FIGURE 1.

Deletion of Mne1 results in a CcO-specific respiratory defect. A, respiratory growth of mne1Δ strains. Mutant and the isogenic wild-type (WT) cells were pre-grown in complete (YP) or synthetic (SC) liquid medium, serially diluted, and spotted onto the respective plates containing 2% glucose or glycerol/lactate as a carbon source. Pictures of the plates were taken after 4 and 7 days of incubation at 30 or 37 °C. B, CcO and SDH/bc₁ activities from the mne1Δ and corresponding WT mitochondria, normalized to total protein. Enzymatic activities are shown as a percentage of wild-type specific activity, error bars indicate S.D. (n = 3).

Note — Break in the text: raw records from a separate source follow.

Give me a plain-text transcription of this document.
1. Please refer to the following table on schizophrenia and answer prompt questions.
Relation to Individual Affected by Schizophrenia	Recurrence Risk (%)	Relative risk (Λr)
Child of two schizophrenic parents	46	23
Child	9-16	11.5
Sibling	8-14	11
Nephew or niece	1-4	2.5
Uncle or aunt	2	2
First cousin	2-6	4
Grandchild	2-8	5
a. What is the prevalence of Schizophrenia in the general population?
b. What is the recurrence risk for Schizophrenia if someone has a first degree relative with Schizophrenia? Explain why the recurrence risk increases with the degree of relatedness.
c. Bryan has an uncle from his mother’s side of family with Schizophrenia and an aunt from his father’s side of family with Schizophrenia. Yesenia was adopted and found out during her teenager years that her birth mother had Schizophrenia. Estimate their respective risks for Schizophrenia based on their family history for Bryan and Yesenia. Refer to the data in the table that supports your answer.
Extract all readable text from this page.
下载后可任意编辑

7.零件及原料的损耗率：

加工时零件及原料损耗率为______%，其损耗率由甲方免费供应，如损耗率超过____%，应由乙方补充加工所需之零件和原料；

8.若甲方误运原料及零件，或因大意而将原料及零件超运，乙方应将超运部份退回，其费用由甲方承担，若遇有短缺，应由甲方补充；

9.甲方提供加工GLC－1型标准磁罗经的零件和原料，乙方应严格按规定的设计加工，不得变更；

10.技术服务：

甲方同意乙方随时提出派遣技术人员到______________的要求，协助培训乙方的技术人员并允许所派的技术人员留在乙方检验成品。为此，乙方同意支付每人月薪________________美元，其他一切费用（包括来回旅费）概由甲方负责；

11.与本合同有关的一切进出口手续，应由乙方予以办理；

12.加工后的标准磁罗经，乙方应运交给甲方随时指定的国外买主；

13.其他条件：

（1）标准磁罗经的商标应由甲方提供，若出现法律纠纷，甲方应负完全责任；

C, steady-state levels of core CcO subunits (Cox1, Cox2, and Cox3) and Rip1 were analyzed by immunoblotting 20 μg of mitochondria isolated from the indicated WT and mne1Δ strains. The mitochondrial outer membrane porin served as a loading control. D, BN-PAGE analysis of the respiratory complexes in WT and mne1Δ mitochondria. Isolated organelles (75 μg) were solubilized in a lysis buffer containing 1% digitonin. Protein complexes were separated on the continuous 5–13% gradient gel under native conditions. Western blotting with antibodies against Cox2, Cyt1, and Atp2 (anti-F₁) was used to assess the distribution of respiratory complexes.